Fine-Tuning Treatments for Triple-Negative Breast Cancer
Studies aim to identify best available treatments and find new ones.
By Cameron Walker
Many breast cancer patients receive a targeted therapy or a hormone therapy to treat their cancer. But up to 20 percent of breast cancer patients have triple-negative breast cancer, a subtype best known for what it doesn’t have: the hormone receptors and extra HER2 proteins that allow these treatments to be effective. What these tumors often have, though, is a good response to chemotherapy. Now, researchers are fine-tuning how to best use chemotherapy drugs to treat triple-negative tumors as well as searching for new types of treatments for this breast cancer subtype.
At the 2015 San Antonio Breast Cancer Symposium in December, two research groups presented results from clinical trials that added carboplatin—a platinum-based chemotherapy drug that is used for other types of cancers—to standard chemotherapy regimens used to treat triple-negative breast cancer.
One of these groups, led by William Sikov, a medical oncologist at Women and Infants Hospital of Rhode Island, in Providence, presented updated findings from a study in which triple-negative patients received standard chemotherapy with or without carboplatin before surgery (referred to as neoadjuvant treatment). The group had previously reported that the patients who received carboplatin and standard chemotherapy were more likely than those who received standard chemotherapy alone to have no cancer cells found at the tumor site during surgery. The updated results showed that three years after treatment, women who had no evidence of cancer during surgery were less likely to have had a recurrence.
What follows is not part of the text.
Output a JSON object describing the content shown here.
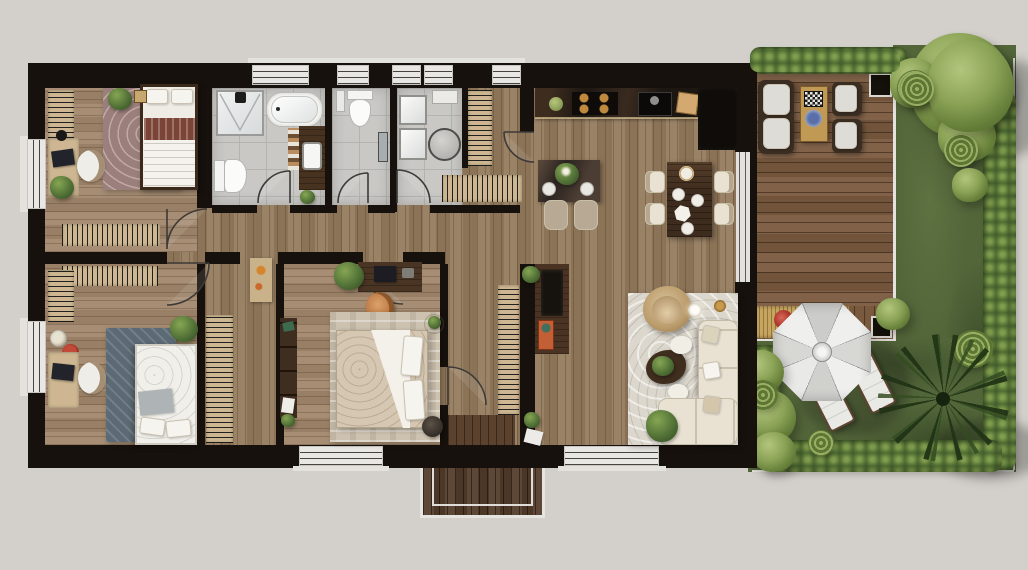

The study wasn’t large enough to determine whether carboplatin was responsible for the lower rates of recurrence. But German researchers who used a similar chemotherapy regimen with and without carboplatin reported at the San Antonio symposium that their study showed patients who had received carboplatin were less likely to relapse three years later than those who had received standard chemotherapy alone.
Oncologists in Europe often use platinum-based chemotherapy to treat triple-negative breast cancer, Sikov says, but more studies will be needed before it is routinely used in the U.S. “I hope that if additional studies show a benefit [to using carboplatin], that this becomes more of a standard.” For patients who have a large tumor, in particular those whose cancer has spread to the lymph nodes, shrinking the tumor with platinum treatments could lessen the need for extensive surgery, he adds.
Researchers are also studying how triple-negative tumors respond to new types of targeted therapies like PARP inhibitors, which slow cancer growth by preventing tumors from repairing their DNA, as well as mining previous research for clues as to why some triple-negative tumors do not respond as well to chemotherapy or radiation.
Ultimately, discovering effective new treatments will require a deeper understanding of triple-negative breast cancer. Right now, triple-negative is a catchall term, says Priyanka Sharma, a breast oncologist at the University of Kansas Medical Center in Kansas City. But recent research has shown there are different types of triple-negative tumors, and not all respond the same way to the same treatments. “I don’t think one new drug will work for all triple-negative breast cancer patients,” Sharma says. “The key for us to make progress is really going to be” finding the biological markers that separate one type of triple-negative tumor from another.
One of the more positive aspects of research into triple-negative breast cancer has been the encouraging evidence showing that women with triple-negative tumors who haven’t had their cancer recur within three years have high rates of survival. In contrast, hormone-sensitive tumors have the potential to come back a decade or more after treatment. If triple-negative breast cancer “doesn’t come back in the first three or so years,” says Sikov, “the likelihood is that it won’t.”